Wednesday, March 2, 2016
Downstream From a Slippery EPA
Downstream From a Slippery EPA
In the aftermath of the Gold King spill, the agency is holding itself to a lower standard than polluters.
Ryan Flynn, New Mexico’s secretary of environment.
The bright yellow water that gushed from Colorado’s Gold King mine and into the Animas River last summer has dissipated, but the environmental disaster continues downstream. An estimated 880,000 pounds of lead and other metals poured out of the Gold King in August when the Environmental Protection Agency fumbled a construction project and blew out the mine’s plug.
This water raced down the Animas River in mountainous Colorado, and then meandered gradually through my state of New Mexico, the territory of the Navajo Nation and Utah, before dumping into Lake Powell. Geography is important here: The slower the flow, the more that heavy metals drop out of the water and into the riverbed.
From the start, the EPA bungled its response to the spill. The first call alerting New Mexico that contaminated water was on its way didn’t even come from the agency. The water-quality manager of the Southern Ute Tribe, who live in Colorado right on the border with New Mexico, contacted my department with a warning on Aug. 6.
The New Mexico Environment Department quickly dispatched technical staff to take advance water samples, to establish a water-quality baseline. The Animas River is much more than a kayaking spot or a fishing hole for New Mexicans. The drinking water of eight communities—about 90,000 people—is drawn directly from the river, which also sustains crops and livestock, and supports thousands of people’s livelihoods.
After failing to alert New Mexico promptly, the EPA to a large extent left the states and tribes downstream to fend for themselves. No one from the EPA’s regional office in Dallas showed up in New Mexico for nearly a week, by which time the plume had passed. New Mexico’s representative to the EPA’s Incident Command Center in Colorado reported that she was shut out of closed-door meetings where decisions were made.
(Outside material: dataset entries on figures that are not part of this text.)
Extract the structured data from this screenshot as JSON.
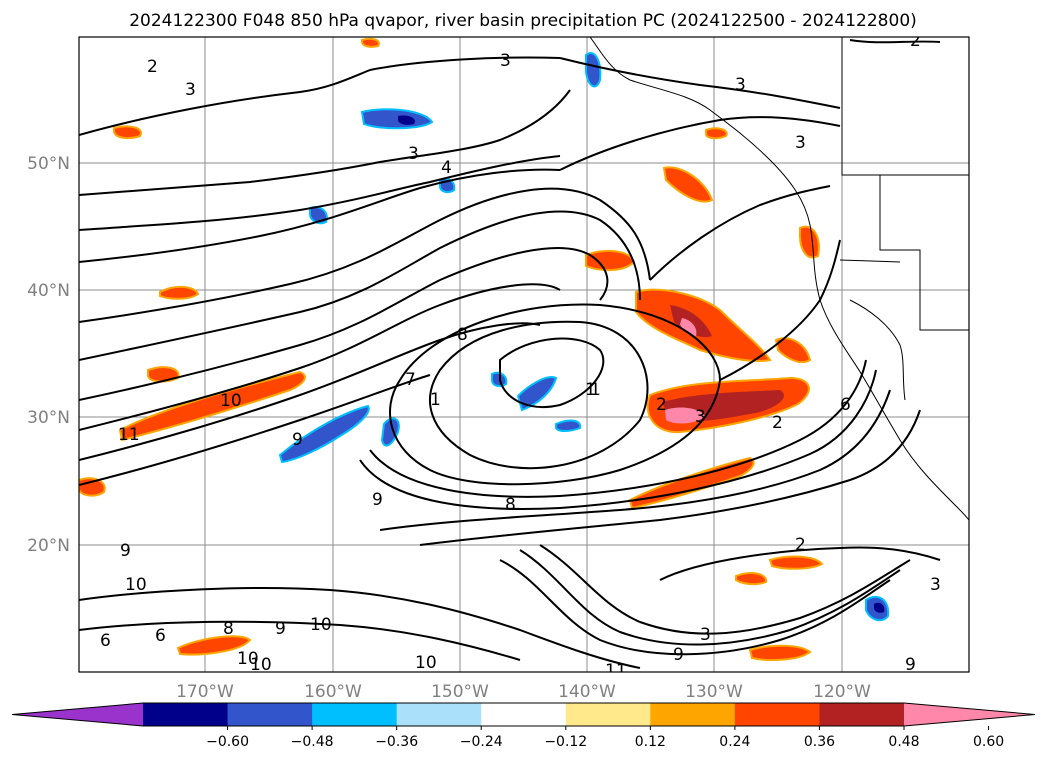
{
  "title": "2024122300 F048 850 hPa qvapor, river basin precipitation PC (2024122500 - 2024122800)",
  "map": {
    "lat_labels": [
      "50°N",
      "40°N",
      "30°N",
      "20°N"
    ],
    "lon_labels": [
      "170°W",
      "160°W",
      "150°W",
      "140°W",
      "130°W",
      "120°W"
    ],
    "gridlines": true
  },
  "contour_labels": [
    "2",
    "3",
    "3",
    "3",
    "3",
    "4",
    "3",
    "2",
    "1",
    "1",
    "7",
    "8",
    "10",
    "11",
    "9",
    "8",
    "9",
    "10",
    "9",
    "10",
    "6",
    "6",
    "9",
    "10",
    "8",
    "2",
    "3",
    "2",
    "1",
    "2",
    "3",
    "3",
    "9",
    "10",
    "11",
    "10",
    "6",
    "9"
  ],
  "colorbar": {
    "extend": "both",
    "ticks": [
      "−0.60",
      "−0.48",
      "−0.36",
      "−0.24",
      "−0.12",
      "0.12",
      "0.24",
      "0.36",
      "0.48",
      "0.60"
    ],
    "colors": [
      "#9933cc",
      "#00008b",
      "#3355cc",
      "#00bfff",
      "#aae0fa",
      "#ffffff",
      "#ffe98a",
      "#ffa500",
      "#ff4500",
      "#b22222",
      "#ff88aa"
    ]
  }
}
When EPA staff did finally arrive in New Mexico on Aug. 9, they were rotated out of the state every few days. This led to redundant briefings and inconsistent execution. One EPA communications officer arrived in New Mexico with no capability to text, email or dispatch photos from the field.
As the spill wound its way downstream, EPA Administrator Gina McCarthy repeatedly went on camera to say that the agency would hold itself to a “higher standard.” Instead it engaged in a careful campaign of minimization and misdirection.
About two weeks after the spill, the EPA released an environmental standard for the Gold King mine sediment that was an order of magnitude weaker than those applied to other polluters. The agency used a “recreational” standard and suggested that lead in the soil at 20,000 parts per million would be “safe” for campers and hikers. But in New Mexico people live along the Animas, so a “residential” standard would be more appropriate. During a cleanup of a superfund site in Dallas, in the regional EPA office’s own backyard, the standard for lead in the soil was 500 parts per million.
The EPA released a chart that seemed to show lead levels in the Animas to be near zero. But the chart used a linear, instead of a logarithmic, scale. As any high-school science student can tell you, a linear scale can visually compress data and make it appear close to the zero line. In reality the lead levels had screamed past maximum contaminant levels for drinking water, defined as 15 parts per million. We advised communities that drew from the river to close their water intakes and rely on emergency backup supplies, which they did.
Even months later, although the yellow water has passed, the EPA’s data show that storms have disturbed contaminated sediment and pushed lead levels back above the tolerance for safe drinking water. The city of Farmington (pop. 45,000) still shuts its water intakes whenever storms or snowmelt increase water turbulence.
Yet the EPA persisted in claiming that the watershed had returned to “pre-spill” conditions. Such subterfuge made our job of educating the public on the consequences of the spill much more difficult. It seems clear to me that the EPA sacrificed truth on the altar of image management.
Today, New Mexico and Utah continue to work on a comprehensive long-term plan to monitor the Gold King spill’s effects on health, wildlife and agriculture. We have invited the EPA and the state of Colorado many times to join the effort. Both have refused, preferring to pursue a narrow, short-term plan that ignores critical issues such as damage to wildlife and groundwater. As Utah’s assistant director of water monitoring said at the beginning of February, the levels of contamination seen so far could be “the tip of the iceberg.”
Citizens who depend on the Animas River for their drinking water, crops and livelihoods deserve better. They deserve answers from the EPA, as they would expect from any other polluter.
Under Gov. Susana Martinez’s direction, the New Mexico Environment Department is vigilantly monitoring the water to ensure that lead and other heavy metals from the Gold King mine do not find their way into crops, wildlife, livestock or humans. We urge the EPA and Colorado to wake up, drop the charade of minimizing the disaster, and join us.
Mr. Flynn is New Mexico’s secretary of environment.